Q: How many positive integers are there whose digits strictly increase from left to right? ($0$ is not allowed to be the leading digit)
Here're my thoughts on the problem.
For one digit numbers.
There are only $9$ such integers that satisfy the problem.
For two digit numbers.
If we start with $1$ as the left most digit, then we have $8$ choices for the one's place. So we have $8$ such numbers.
If we start with $2$ as the left most digit, then we have $7$ choices for the one's place.
If we start with $3$ as the left most digit, then we have $6$ choices for the ones place.
Continuing this process we have $8+7+6+ ... +2+1 = 36$ such numbers.
But for three - digit numbers, I'm stuck. What am I suppose to do, after I've chosen the first digit? I'll have to make sub cases for the second digit, and it'll get more complicated as I go up to 9 - digit numbers.
P.S. I know we have a question such as [Number of strictly increasing and decreasing 4 digit numbers?], but I don't quite get the hints ...
Lets say the number has $k$ digits, all distinct. We notice, that out of all possible permutations of the digits, only one satisfies the condition of the problem, that is, strictly ascending.

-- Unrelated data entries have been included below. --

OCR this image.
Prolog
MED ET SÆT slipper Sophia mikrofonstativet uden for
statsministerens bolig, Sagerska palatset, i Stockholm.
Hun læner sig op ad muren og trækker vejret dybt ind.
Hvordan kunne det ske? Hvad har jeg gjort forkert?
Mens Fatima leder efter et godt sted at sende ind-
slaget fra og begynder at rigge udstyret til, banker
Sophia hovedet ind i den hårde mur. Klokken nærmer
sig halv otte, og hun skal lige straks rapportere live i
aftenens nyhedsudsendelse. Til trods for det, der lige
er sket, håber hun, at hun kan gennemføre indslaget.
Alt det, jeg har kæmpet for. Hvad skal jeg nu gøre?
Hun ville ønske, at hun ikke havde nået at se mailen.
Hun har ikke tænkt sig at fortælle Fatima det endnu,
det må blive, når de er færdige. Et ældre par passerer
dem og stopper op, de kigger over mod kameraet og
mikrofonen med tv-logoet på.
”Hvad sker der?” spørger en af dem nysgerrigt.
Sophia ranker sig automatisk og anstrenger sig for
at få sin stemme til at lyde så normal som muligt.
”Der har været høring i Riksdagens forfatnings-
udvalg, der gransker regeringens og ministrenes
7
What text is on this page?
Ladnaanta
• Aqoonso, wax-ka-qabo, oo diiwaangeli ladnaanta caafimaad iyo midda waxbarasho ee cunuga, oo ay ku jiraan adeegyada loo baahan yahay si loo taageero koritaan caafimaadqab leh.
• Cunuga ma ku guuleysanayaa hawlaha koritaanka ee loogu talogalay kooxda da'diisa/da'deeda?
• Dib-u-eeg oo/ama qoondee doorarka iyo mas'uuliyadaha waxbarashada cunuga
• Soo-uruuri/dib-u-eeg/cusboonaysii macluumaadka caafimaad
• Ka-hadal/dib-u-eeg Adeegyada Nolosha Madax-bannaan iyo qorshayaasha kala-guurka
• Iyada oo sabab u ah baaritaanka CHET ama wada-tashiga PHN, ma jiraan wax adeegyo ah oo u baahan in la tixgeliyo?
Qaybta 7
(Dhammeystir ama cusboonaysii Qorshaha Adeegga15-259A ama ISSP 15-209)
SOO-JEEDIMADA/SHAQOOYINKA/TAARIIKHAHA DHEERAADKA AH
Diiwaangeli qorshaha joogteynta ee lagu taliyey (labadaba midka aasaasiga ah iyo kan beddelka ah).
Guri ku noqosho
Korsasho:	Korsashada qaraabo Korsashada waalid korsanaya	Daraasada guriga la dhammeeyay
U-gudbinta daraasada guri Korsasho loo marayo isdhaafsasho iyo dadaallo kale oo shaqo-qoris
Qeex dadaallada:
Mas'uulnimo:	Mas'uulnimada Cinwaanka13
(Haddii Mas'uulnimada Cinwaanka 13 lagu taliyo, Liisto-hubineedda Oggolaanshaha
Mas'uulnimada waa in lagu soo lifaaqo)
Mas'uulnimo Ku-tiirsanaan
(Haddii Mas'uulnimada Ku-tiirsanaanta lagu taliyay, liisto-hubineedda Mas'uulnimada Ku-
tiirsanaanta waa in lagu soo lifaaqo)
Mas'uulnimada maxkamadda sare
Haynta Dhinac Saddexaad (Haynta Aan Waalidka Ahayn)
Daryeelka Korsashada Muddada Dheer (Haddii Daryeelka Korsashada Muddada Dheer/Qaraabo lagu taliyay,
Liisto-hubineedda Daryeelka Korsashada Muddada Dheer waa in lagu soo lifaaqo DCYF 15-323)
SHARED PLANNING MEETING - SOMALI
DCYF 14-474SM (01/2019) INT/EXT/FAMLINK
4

If we would try to generate a solution ourselves, we would pick digits from 1 to 9 $k$ times, except we would not be allowed to pick the same digit twice. The number of ways to do this for a fixed $k$ is the number of combinations
$C(n, k) = \frac{n!}{k!(n-k)!}$
where $n=9$ is the total number of digits we choose from
The total number of solutions is sum over number of solutions for a fixed digit length
$S = \sum_{k=1}^{n} C(n, k)$
As mentioned here
https://en.wikipedia.org/wiki/Binomial_coefficient#Sum_of_coefficients_row
There is a theorem for summing up binomial coefficients $C(n,k)$, which states that
$S = 2^n - 1 = 511$ in your case